Species of flowering plant

Diplolaena angustifolia, commonly known as Yanchep rose, is a shrub which is endemic to the area around Perth in Western Australia.

==Description==
The shrub has an erect to compact to spreading habit and typically grows to a height of 0.3 to 1.5 m. It has linear to narrowly oblong shaped leaves with a recurved to revolute margin. The Yanchep Rose has many small flowers with long bright stamens that are crowded in to heads surrounded by three or four series of petal-like bracts, so that the whole resembles a many-stamened single flower. Diplolaena angustifolia has pendant heads up to 3 to 4 cm across, surrounded by a series of bracts. It features stamens of up to 3 cm long which range in colour from a pale orange to crimson.

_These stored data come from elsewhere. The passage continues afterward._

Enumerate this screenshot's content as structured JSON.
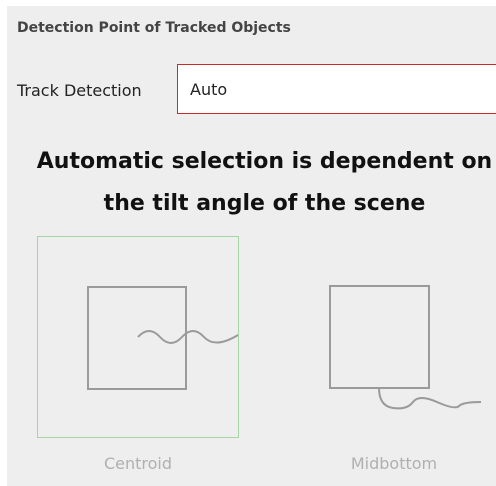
{
  "section": {
    "title": "Detection Point of Tracked Objects"
  },
  "track_detection": {
    "label": "Track Detection",
    "value": "Auto",
    "border_color": "#cc2a2a"
  },
  "info": {
    "line1": "Automatic selection is dependent on",
    "line2": "the tilt angle of the scene"
  },
  "options": [
    {
      "label": "Centroid",
      "selected": true,
      "icon": "centroid-diagram-icon"
    },
    {
      "label": "Midbottom",
      "selected": false,
      "icon": "midbottom-diagram-icon"
    }
  ],
  "colors": {
    "selected_border": "#a6d6a6",
    "diagram_stroke": "#9a9a9a",
    "disabled_label": "#b0b0b0"
  }
}
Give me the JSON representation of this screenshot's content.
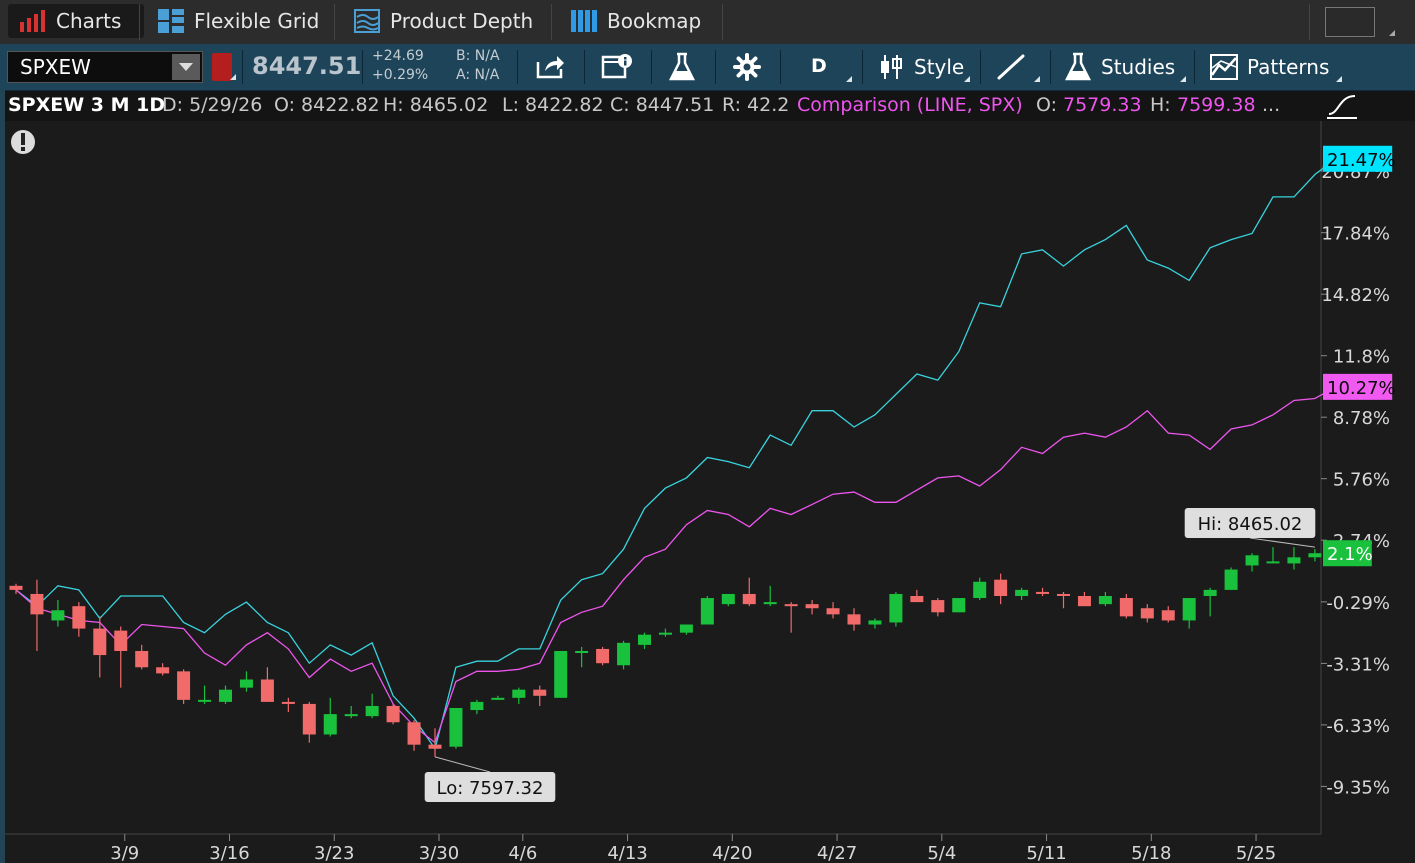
{
  "tabs": {
    "charts": "Charts",
    "flexible_grid": "Flexible Grid",
    "product_depth": "Product Depth",
    "bookmap": "Bookmap"
  },
  "toolbar": {
    "symbol": "SPXEW",
    "last_price": "8447.51",
    "net_change": "+24.69",
    "pct_change": "+0.29%",
    "bid": "B: N/A",
    "ask": "A: N/A",
    "aggregation": "D",
    "style_label": "Style",
    "studies_label": "Studies",
    "patterns_label": "Patterns"
  },
  "info": {
    "title": "SPXEW 3 M 1D",
    "date": "D: 5/29/26",
    "open": "O: 8422.82",
    "high": "H: 8465.02",
    "low": "L: 8422.82",
    "close": "C: 8447.51",
    "range": "R: 42.2",
    "comparison": "Comparison (LINE, SPX)",
    "cmp_open_label": "O:",
    "cmp_open": "7579.33",
    "cmp_high_label": "H:",
    "cmp_high": "7599.38",
    "more": "..."
  },
  "colors": {
    "up": "#19c13c",
    "down": "#f26b6b",
    "comparison": "#ee55ee",
    "cyan": "#38d3de",
    "background": "#1b1b1b"
  },
  "chart_data": {
    "type": "candlestick",
    "y_axis_unit": "percent",
    "y_ticks": [
      "20.87%",
      "17.84%",
      "14.82%",
      "11.8%",
      "8.78%",
      "5.76%",
      "2.74%",
      "-0.29%",
      "-3.31%",
      "-6.33%",
      "-9.35%"
    ],
    "y_tick_values": [
      20.87,
      17.84,
      14.82,
      11.8,
      8.78,
      5.76,
      2.74,
      -0.29,
      -3.31,
      -6.33,
      -9.35
    ],
    "x_ticks": [
      "3/9",
      "3/16",
      "3/23",
      "3/30",
      "4/6",
      "4/13",
      "4/20",
      "4/27",
      "5/4",
      "5/11",
      "5/18",
      "5/25"
    ],
    "x_tick_bar_index": [
      5,
      10,
      15,
      20,
      24,
      29,
      34,
      39,
      44,
      49,
      54,
      59
    ],
    "candles": [
      {
        "o": 0.5,
        "h": 0.6,
        "l": 0.1,
        "c": 0.3
      },
      {
        "o": 0.1,
        "h": 0.8,
        "l": -2.7,
        "c": -0.9
      },
      {
        "o": -1.2,
        "h": -0.2,
        "l": -1.5,
        "c": -0.7
      },
      {
        "o": -0.5,
        "h": -0.3,
        "l": -2.0,
        "c": -1.6
      },
      {
        "o": -1.6,
        "h": -1.0,
        "l": -4.0,
        "c": -2.9
      },
      {
        "o": -1.7,
        "h": -1.5,
        "l": -4.5,
        "c": -2.7
      },
      {
        "o": -2.7,
        "h": -2.4,
        "l": -3.6,
        "c": -3.5
      },
      {
        "o": -3.5,
        "h": -3.3,
        "l": -3.9,
        "c": -3.8
      },
      {
        "o": -3.7,
        "h": -3.6,
        "l": -5.3,
        "c": -5.1
      },
      {
        "o": -5.1,
        "h": -4.4,
        "l": -5.3,
        "c": -5.1
      },
      {
        "o": -5.2,
        "h": -4.4,
        "l": -5.3,
        "c": -4.6
      },
      {
        "o": -4.5,
        "h": -3.7,
        "l": -4.7,
        "c": -4.1
      },
      {
        "o": -4.1,
        "h": -3.5,
        "l": -5.2,
        "c": -5.2
      },
      {
        "o": -5.2,
        "h": -5.0,
        "l": -5.7,
        "c": -5.3
      },
      {
        "o": -5.3,
        "h": -5.2,
        "l": -7.2,
        "c": -6.8
      },
      {
        "o": -6.8,
        "h": -5.0,
        "l": -6.9,
        "c": -5.8
      },
      {
        "o": -5.9,
        "h": -5.4,
        "l": -6.0,
        "c": -5.8
      },
      {
        "o": -5.9,
        "h": -4.8,
        "l": -6.0,
        "c": -5.4
      },
      {
        "o": -5.4,
        "h": -5.3,
        "l": -6.3,
        "c": -6.2
      },
      {
        "o": -6.2,
        "h": -6.1,
        "l": -7.6,
        "c": -7.3
      },
      {
        "o": -7.3,
        "h": -6.5,
        "l": -7.9,
        "c": -7.5
      },
      {
        "o": -7.4,
        "h": -5.6,
        "l": -7.5,
        "c": -5.5
      },
      {
        "o": -5.6,
        "h": -5.1,
        "l": -5.8,
        "c": -5.2
      },
      {
        "o": -5.0,
        "h": -4.9,
        "l": -5.1,
        "c": -5.0
      },
      {
        "o": -5.0,
        "h": -4.5,
        "l": -5.3,
        "c": -4.6
      },
      {
        "o": -4.6,
        "h": -4.4,
        "l": -5.4,
        "c": -4.9
      },
      {
        "o": -5.0,
        "h": -2.7,
        "l": -5.0,
        "c": -2.7
      },
      {
        "o": -2.8,
        "h": -2.5,
        "l": -3.5,
        "c": -2.7
      },
      {
        "o": -2.6,
        "h": -2.5,
        "l": -3.4,
        "c": -3.3
      },
      {
        "o": -3.4,
        "h": -2.2,
        "l": -3.6,
        "c": -2.3
      },
      {
        "o": -2.4,
        "h": -1.8,
        "l": -2.6,
        "c": -1.9
      },
      {
        "o": -1.9,
        "h": -1.6,
        "l": -2.0,
        "c": -1.8
      },
      {
        "o": -1.8,
        "h": -1.4,
        "l": -1.9,
        "c": -1.4
      },
      {
        "o": -1.4,
        "h": 0.0,
        "l": -1.4,
        "c": -0.1
      },
      {
        "o": -0.4,
        "h": 0.0,
        "l": -0.5,
        "c": 0.1
      },
      {
        "o": 0.1,
        "h": 0.9,
        "l": -0.5,
        "c": -0.4
      },
      {
        "o": -0.4,
        "h": 0.5,
        "l": -0.5,
        "c": -0.3
      },
      {
        "o": -0.4,
        "h": -0.3,
        "l": -1.8,
        "c": -0.5
      },
      {
        "o": -0.4,
        "h": -0.2,
        "l": -0.9,
        "c": -0.6
      },
      {
        "o": -0.6,
        "h": -0.3,
        "l": -1.1,
        "c": -0.9
      },
      {
        "o": -0.9,
        "h": -0.6,
        "l": -1.7,
        "c": -1.4
      },
      {
        "o": -1.4,
        "h": -1.1,
        "l": -1.6,
        "c": -1.2
      },
      {
        "o": -1.3,
        "h": 0.2,
        "l": -1.5,
        "c": 0.1
      },
      {
        "o": 0.0,
        "h": 0.3,
        "l": -0.3,
        "c": -0.3
      },
      {
        "o": -0.2,
        "h": -0.1,
        "l": -1.0,
        "c": -0.8
      },
      {
        "o": -0.8,
        "h": -0.1,
        "l": -0.8,
        "c": -0.1
      },
      {
        "o": -0.1,
        "h": 0.9,
        "l": -0.2,
        "c": 0.7
      },
      {
        "o": 0.8,
        "h": 1.1,
        "l": -0.4,
        "c": 0.0
      },
      {
        "o": 0.0,
        "h": 0.4,
        "l": -0.2,
        "c": 0.3
      },
      {
        "o": 0.2,
        "h": 0.4,
        "l": 0.0,
        "c": 0.1
      },
      {
        "o": 0.1,
        "h": 0.2,
        "l": -0.6,
        "c": 0.0
      },
      {
        "o": 0.0,
        "h": 0.2,
        "l": -0.4,
        "c": -0.5
      },
      {
        "o": -0.4,
        "h": 0.2,
        "l": -0.5,
        "c": 0.0
      },
      {
        "o": -0.1,
        "h": 0.1,
        "l": -1.1,
        "c": -1.0
      },
      {
        "o": -0.6,
        "h": -0.4,
        "l": -1.3,
        "c": -1.1
      },
      {
        "o": -0.7,
        "h": -0.5,
        "l": -1.3,
        "c": -1.2
      },
      {
        "o": -1.2,
        "h": -0.1,
        "l": -1.6,
        "c": -0.1
      },
      {
        "o": 0.0,
        "h": 0.4,
        "l": -1.0,
        "c": 0.3
      },
      {
        "o": 0.3,
        "h": 1.4,
        "l": 0.3,
        "c": 1.3
      },
      {
        "o": 1.5,
        "h": 2.1,
        "l": 1.2,
        "c": 2.0
      },
      {
        "o": 1.7,
        "h": 2.4,
        "l": 1.6,
        "c": 1.7
      },
      {
        "o": 1.6,
        "h": 2.4,
        "l": 1.3,
        "c": 1.9
      },
      {
        "o": 1.9,
        "h": 2.3,
        "l": 1.7,
        "c": 2.1
      }
    ],
    "comparison_series": {
      "name": "SPX",
      "values": [
        0.3,
        -0.6,
        -0.9,
        -1.2,
        -1.3,
        -2.4,
        -1.4,
        -1.5,
        -1.6,
        -2.8,
        -3.4,
        -2.4,
        -1.8,
        -2.6,
        -4.0,
        -3.1,
        -3.7,
        -3.3,
        -5.3,
        -6.4,
        -7.2,
        -4.2,
        -3.7,
        -3.7,
        -3.6,
        -3.3,
        -1.3,
        -0.8,
        -0.5,
        0.8,
        1.9,
        2.3,
        3.5,
        4.2,
        4.0,
        3.4,
        4.3,
        4.0,
        4.5,
        5.0,
        5.1,
        4.6,
        4.6,
        5.2,
        5.8,
        5.9,
        5.4,
        6.2,
        7.3,
        7.0,
        7.8,
        8.0,
        7.8,
        8.3,
        9.1,
        8.0,
        7.9,
        7.2,
        8.2,
        8.4,
        8.9,
        9.6,
        9.7,
        10.27
      ]
    },
    "cyan_series": {
      "values": [
        0.3,
        -0.5,
        0.5,
        0.3,
        -1.1,
        0.0,
        0.0,
        0.0,
        -1.3,
        -1.8,
        -0.9,
        -0.3,
        -1.3,
        -1.8,
        -3.3,
        -2.4,
        -2.9,
        -2.3,
        -4.9,
        -6.0,
        -7.5,
        -3.5,
        -3.2,
        -3.2,
        -2.6,
        -2.6,
        -0.2,
        0.8,
        1.1,
        2.3,
        4.3,
        5.3,
        5.8,
        6.8,
        6.6,
        6.3,
        7.9,
        7.4,
        9.1,
        9.1,
        8.3,
        8.9,
        9.9,
        10.9,
        10.6,
        12.0,
        14.4,
        14.2,
        16.8,
        17.0,
        16.2,
        17.0,
        17.5,
        18.2,
        16.5,
        16.1,
        15.5,
        17.1,
        17.5,
        17.8,
        19.6,
        19.6,
        20.7,
        21.47
      ]
    },
    "labels": {
      "hi": "Hi: 8465.02",
      "lo": "Lo: 7597.32",
      "last_pct_spxew": "2.1%",
      "last_pct_spx": "10.27%",
      "last_pct_cyan": "21.47%"
    }
  }
}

It is a winter-flowering shrub that usually blooms between June and October.

==Taxonomy==
The species was first formally described by the botanist William Jackson Hooker in the work Botanical Magazine published in 1843. Synonyms include; Diplolaena salicifolia, Diplolaena salicifolia var. revoluta and Diplolaena salicifolia var. salicifolia.

==Distribution==
It has a scattered distribution along the coast and slightly inland from the Perth area in the south to as far north as Dongara in the Wheatbelt region of Western Australia. The shrub is often found on sand dunes, limestone hills and rocky ridges growing in sandy soils.